Other planets do indeed have weather. In some cases they are hotter. In some cases colder. Venus has a very thick, carbon dioxide-rich atmosphere, and it is so hot (about 1000 degreed F) that lead stays molten just resting on the surface!

Mars is very cold (less than the freezing temp. of water). It has an atmosphere of carbon dioxide and water vapor, but the atmosphere is 100 times thinner than the Earth's. Thin clouds on Mars are made of ice crystals, and the surface is breezy with light winds.

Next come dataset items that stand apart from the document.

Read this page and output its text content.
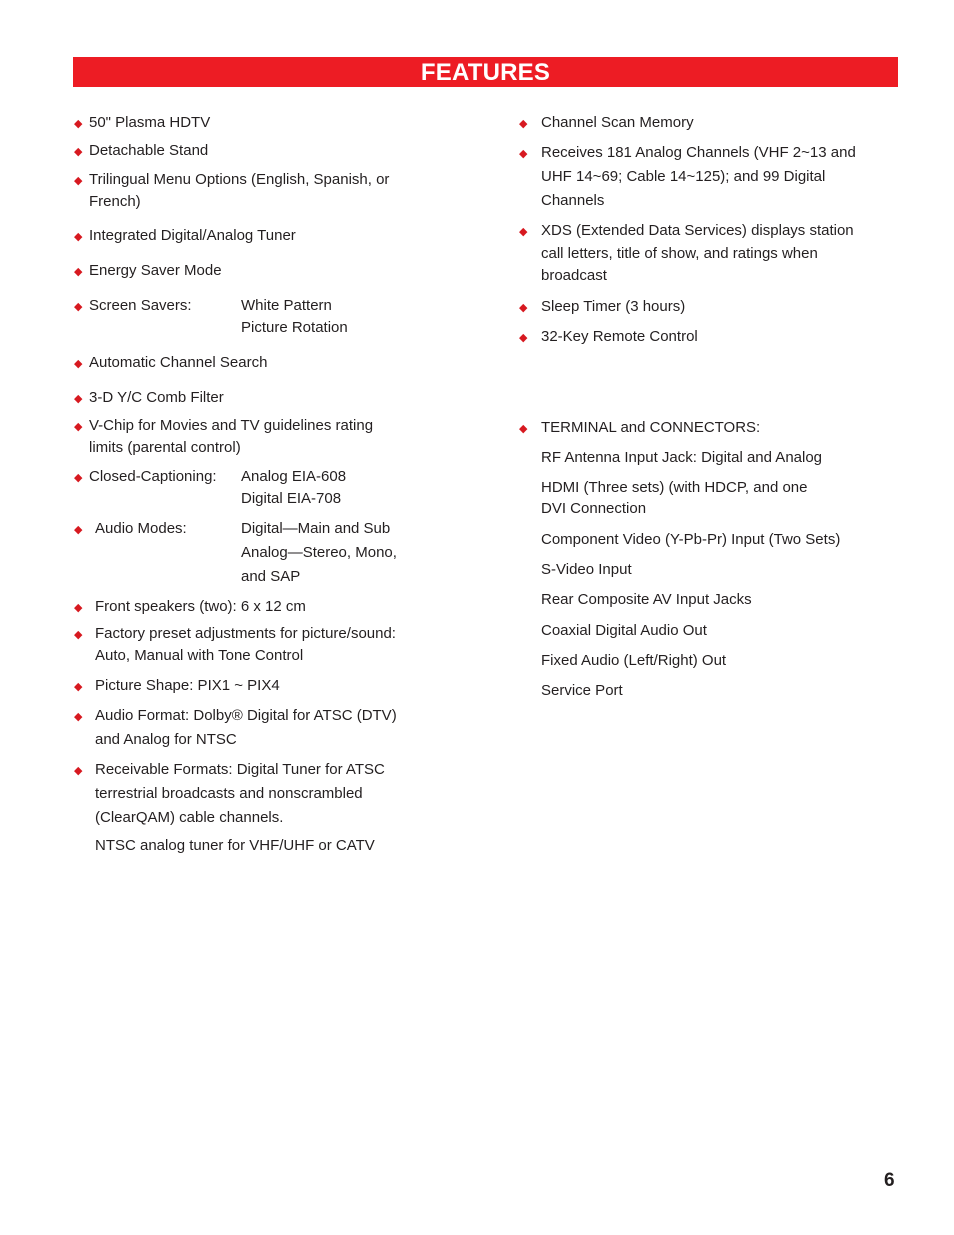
FEATURES
◆ 50" Plasma HDTV
◆ Detachable Stand
◆ Trilingual Menu Options (English, Spanish, or
French)
◆ Integrated Digital/Analog Tuner
◆ Energy Saver Mode
◆ Screen Savers:	White Pattern
Picture Rotation
◆ Automatic Channel Search
◆ 3-D Y/C Comb Filter
◆ V-Chip for Movies and TV guidelines rating
limits (parental control)
◆ Closed-Captioning: Analog EIA-608
Digital EIA-708
◆ Audio Modes:	Digital—Main and Sub
Analog—Stereo, Mono,
and SAP
◆ Front speakers (two): 6 x 12 cm
◆ Factory preset adjustments for picture/sound:
Auto, Manual with Tone Control
◆ Picture Shape: PIX1 ~ PIX4
◆ Audio Format: Dolby® Digital for ATSC (DTV)
and Analog for NTSC
◆ Receivable Formats: Digital Tuner for ATSC
terrestrial broadcasts and nonscrambled
(ClearQAM) cable channels.
NTSC analog tuner for VHF/UHF or CATV
◆ Channel Scan Memory
◆ Receives 181 Analog Channels (VHF 2~13 and
UHF 14~69; Cable 14~125); and 99 Digital
Channels
◆ XDS (Extended Data Services) displays station
call letters, title of show, and ratings when
broadcast
◆ Sleep Timer (3 hours)
◆ 32-Key Remote Control
◆ TERMINAL and CONNECTORS:
RF Antenna Input Jack: Digital and Analog
HDMI (Three sets) (with HDCP, and one
DVI Connection
Component Video (Y-Pb-Pr) Input (Two Sets)
S-Video Input
Rear Composite AV Input Jacks
Coaxial Digital Audio Out
Fixed Audio (Left/Right) Out
Service Port
6
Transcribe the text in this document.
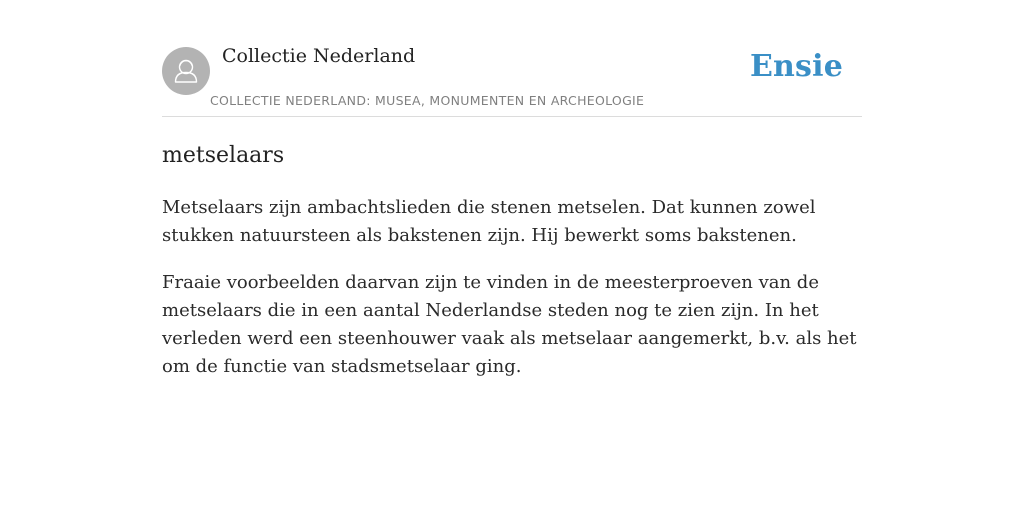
Collectie Nederland
COLLECTIE NEDERLAND: MUSEA, MONUMENTEN EN ARCHEOLOGIE
Ensie
metselaars

Metselaars zijn ambachtslieden die stenen metselen. Dat kunnen zowel stukken natuursteen als bakstenen zijn. Hij bewerkt soms bakstenen.

Fraaie voorbeelden daarvan zijn te vinden in de meesterproeven van de metselaars die in een aantal Nederlandse steden nog te zien zijn. In het verleden werd een steenhouwer vaak als metselaar aangemerkt, b.v. als het om de functie van stadsmetselaar ging.
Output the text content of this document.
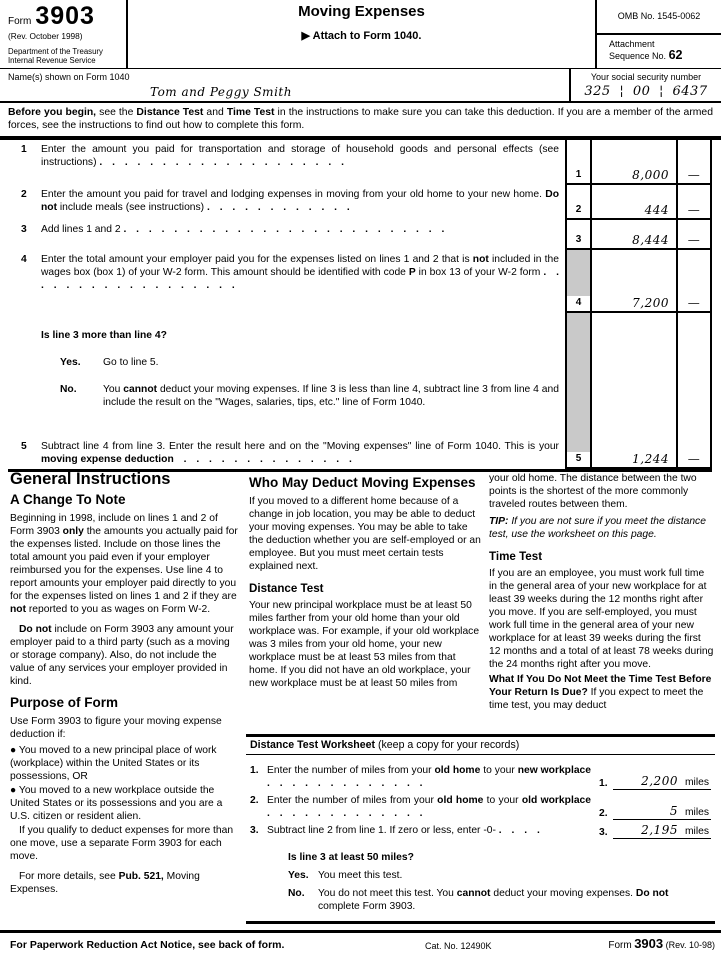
Form 3903
(Rev. October 1998)
Department of the Treasury
Internal Revenue Service
Moving Expenses
▶ Attach to Form 1040.
OMB No. 1545-0062
Attachment
Sequence No. 62
Name(s) shown on Form 1040
Tom and Peggy Smith
Your social security number
325 ¦ 00 ¦ 6437
Before you begin, see the Distance Test and Time Test in the instructions to make sure you can take this deduction. If you are a member of the armed forces, see the instructions to find out how to complete this form.
1	Enter the amount you paid for transportation and storage of household goods and personal effects (see instructions) . . . . . . . . . . . . . . . . . . . .
1	8,000	—
2	Enter the amount you paid for travel and lodging expenses in moving from your old home to your new home. Do not include meals (see instructions) . . . . . . . . . . . .	2	444	—
3	Add lines 1 and 2 . . . . . . . . . . . . . . . . . . . . . . . . . .
3	8,444	—
4	Enter the total amount your employer paid you for the expenses listed on lines 1 and 2 that is not included in the wages box (box 1) of your W-2 form. This amount should be identified with code P in box 13 of your W-2 form . . . . . . . . . . . . . . . . . .
4	7,200	—
Is line 3 more than line 4?
Yes.	Go to line 5.
No.	You cannot deduct your moving expenses. If line 3 is less than line 4, subtract line 3 from line 4 and include the result on the "Wages, salaries, tips, etc." line of Form 1040.
5	Subtract line 4 from line 3. Enter the result here and on the "Moving expenses" line of Form 1040. This is your moving expense deduction . . . . . . . . . . . . . .	5	1,244	—
General Instructions
A Change To Note
Beginning in 1998, include on lines 1 and 2 of Form 3903 only the amounts you actually paid for the expenses listed. Include on those lines the total amount you paid even if your employer reimbursed you for the expenses. Use line 4 to report amounts your employer paid directly to you for the expenses listed on lines 1 and 2 if they are not reported to you as wages on Form W-2.
Do not include on Form 3903 any amount your employer paid to a third party (such as a moving or storage company). Also, do not include the value of any services your employer provided in kind.
Purpose of Form
Use Form 3903 to figure your moving expense deduction if:
● You moved to a new principal place of work (workplace) within the United States or its possessions, OR
● You moved to a new workplace outside the United States or its possessions and you are a U.S. citizen or resident alien.
If you qualify to deduct expenses for more than one move, use a separate Form 3903 for each move.
For more details, see Pub. 521, Moving Expenses.
Who May Deduct Moving Expenses
If you moved to a different home because of a change in job location, you may be able to deduct your moving expenses. You may be able to take the deduction whether you are self-employed or an employee. But you must meet certain tests explained next.
Distance Test
Your new principal workplace must be at least 50 miles farther from your old home than your old workplace was. For example, if your old workplace was 3 miles from your old home, your new workplace must be at least 53 miles from that home. If you did not have an old workplace, your new workplace must be at least 50 miles from
your old home. The distance between the two points is the shortest of the more commonly traveled routes between them.
TIP: If you are not sure if you meet the distance test, use the worksheet on this page.
Time Test
If you are an employee, you must work full time in the general area of your new workplace for at least 39 weeks during the 12 months right after you move. If you are self-employed, you must work full time in the general area of your new workplace for at least 39 weeks during the first 12 months and a total of at least 78 weeks during the 24 months right after you move.
What If You Do Not Meet the Time Test Before Your Return Is Due? If you expect to meet the time test, you may deduct
Distance Test Worksheet (keep a copy for your records)
1. Enter the number of miles from your old home to your new workplace . . . . . . . . . . . . .	1.	2,200 miles
2. Enter the number of miles from your old home to your old workplace . . . . . . . . . . . . .	2.	5 miles
3. Subtract line 2 from line 1. If zero or less, enter -0- . . . .	3.	2,195 miles
Is line 3 at least 50 miles?
Yes. You meet this test.
No.	You do not meet this test. You cannot deduct your moving expenses. Do not complete Form 3903.
For Paperwork Reduction Act Notice, see back of form.	Cat. No. 12490K	Form 3903 (Rev. 10-98)
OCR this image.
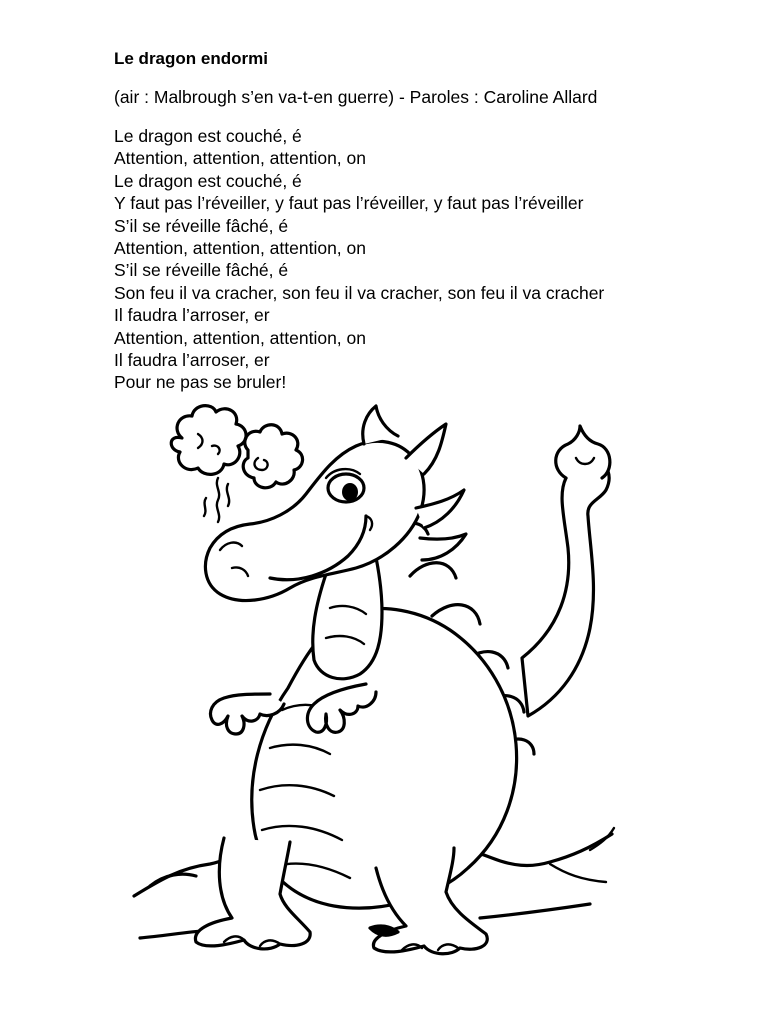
Le dragon endormi
(air : Malbrough s’en va-t-en guerre) - Paroles : Caroline Allard
Le dragon est couché, é
Attention, attention, attention, on
Le dragon est couché, é
Y faut pas l’réveiller, y faut pas l’réveiller, y faut pas l’réveiller
S’il se réveille fâché, é
Attention, attention, attention, on
S’il se réveille fâché, é
Son feu il va cracher, son feu il va cracher, son feu il va cracher
Il faudra l’arroser, er
Attention, attention, attention, on
Il faudra l’arroser, er
Pour ne pas se bruler!
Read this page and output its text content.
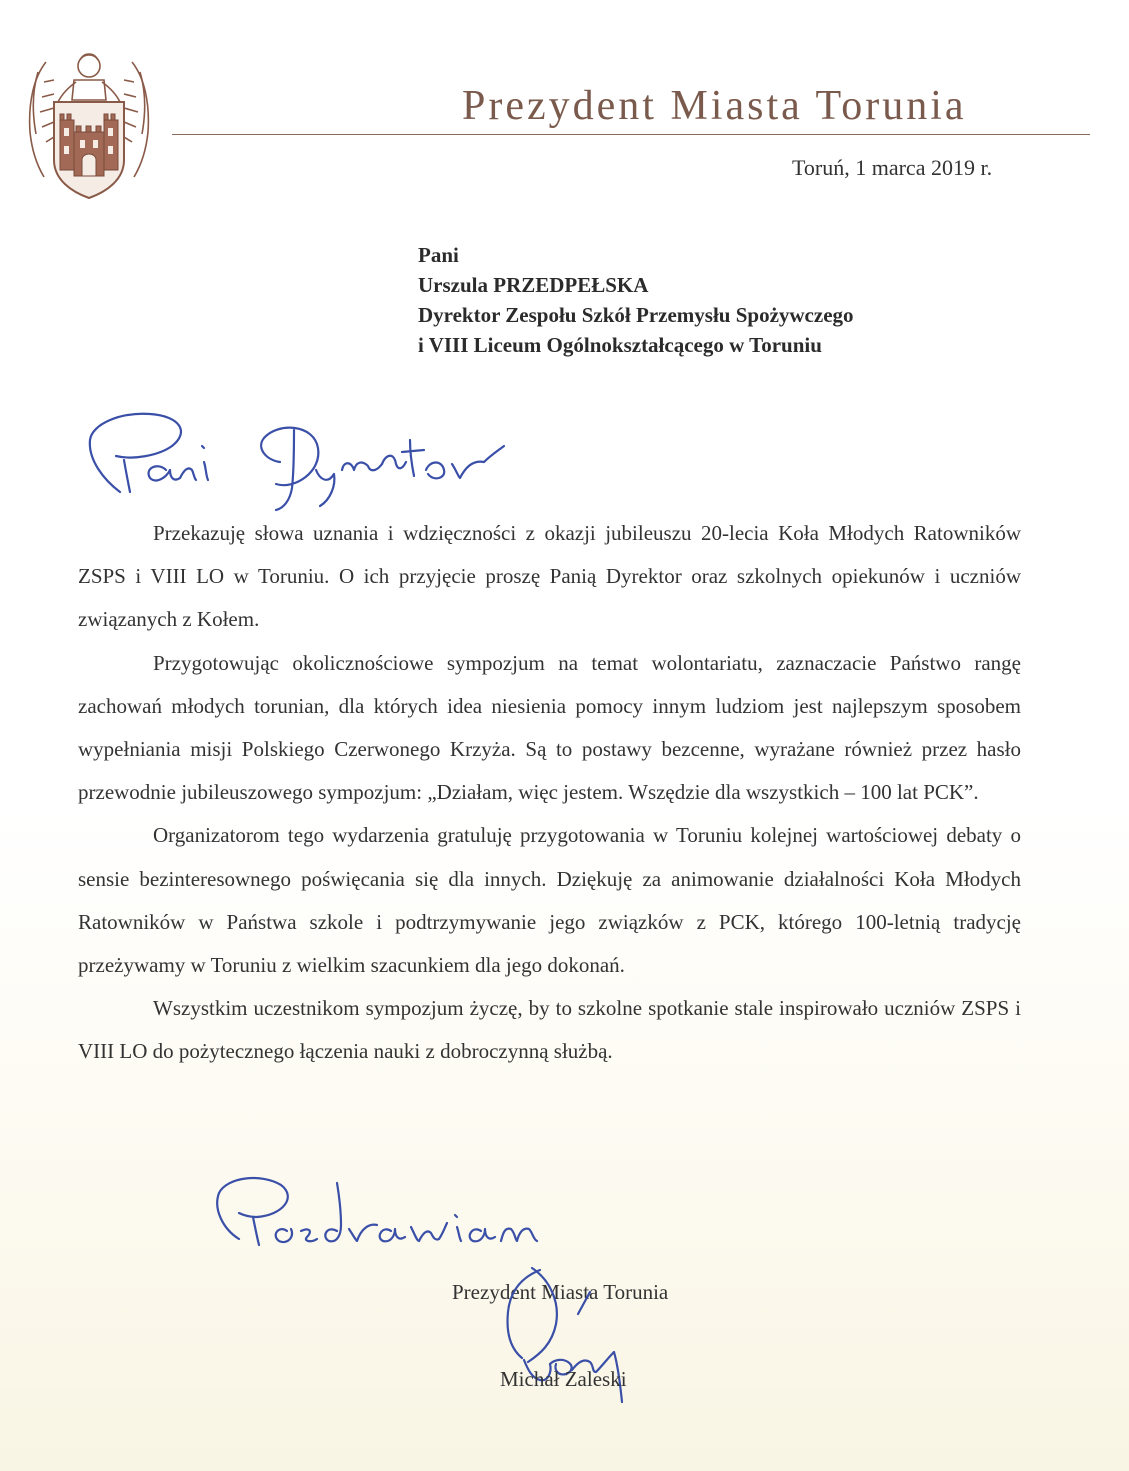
Prezydent Miasta Torunia
Toruń, 1 marca 2019 r.
Pani
Urszula PRZEDPEŁSKA
Dyrektor Zespołu Szkół Przemysłu Spożywczego
i VIII Liceum Ogólnokształcącego w Toruniu

Przekazuję słowa uznania i wdzięczności z okazji jubileuszu 20-lecia Koła Młodych Ratowników ZSPS i VIII LO w Toruniu. O ich przyjęcie proszę Panią Dyrektor oraz szkolnych opiekunów i uczniów związanych z Kołem.

Przygotowując okolicznościowe sympozjum na temat wolontariatu, zaznaczacie Państwo rangę zachowań młodych torunian, dla których idea niesienia pomocy innym ludziom jest najlepszym sposobem wypełniania misji Polskiego Czerwonego Krzyża. Są to postawy bezcenne, wyrażane również przez hasło przewodnie jubileuszowego sympozjum: „Działam, więc jestem. Wszędzie dla wszystkich – 100 lat PCK”.

Organizatorom tego wydarzenia gratuluję przygotowania w Toruniu kolejnej wartościowej debaty o sensie bezinteresownego poświęcania się dla innych. Dziękuję za animowanie działalności Koła Młodych Ratowników w Państwa szkole i podtrzymywanie jego związków z PCK, którego 100-letnią tradycję przeżywamy w Toruniu z wielkim szacunkiem dla jego dokonań.

Wszystkim uczestnikom sympozjum życzę, by to szkolne spotkanie stale inspirowało uczniów ZSPS i VIII LO do pożytecznego łączenia nauki z dobroczynną służbą.

Prezydent Miasta Torunia
Michał Zaleski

Jupiter has dramatic weather. Its red spot is a giant storm, and winds on the surface are much stronger than here on Earth. Check out the web page at
http://www-astronomy.mps.ohio-state.edu/~frogel/ast161/notes.part3.html.
How fast are the winds of Jupiter?

Hope this helps!

Answer 2:

Weather is very different depending on the planet you goto. Mars has a thin atmosphere but still has very active weather with big dust storms every year (a martian year is longer than an Earth year). Mars is much colder than Earth because it is farther from the sun and there is little atmosphere to conserve heat. Venus is constantly shrouded in a very thick and dense atmosphere made of sulfuric acid clouds and other components that make living there impossible and even well protected probes don't last long. Venus is extraordinarily hot as well because its atmosphere absorbs solar radiation and traps it. The bigger planets like Jupiter, Saturn, Uranus, and Neptune, are mostly made of atmosphere and we can only guess at what is at the middle . NASA is planning missions to try and learn more about these huge atmosphere in which you could stack several whole Earths and perhaps find out what is at the bottom. As an example, the Great Red Spot of Jupiter is really a giant storm, kind of like a hurricane three times bigger than the Earth which has lasted at least 300 years (when scientists first saw it in a telescope). Storms in the atmospheres of the outer planets are on a scale that is difficult to conceptualize as the planets are so much bigger, and the storms are the size of planets like Earth and last thousands of our years.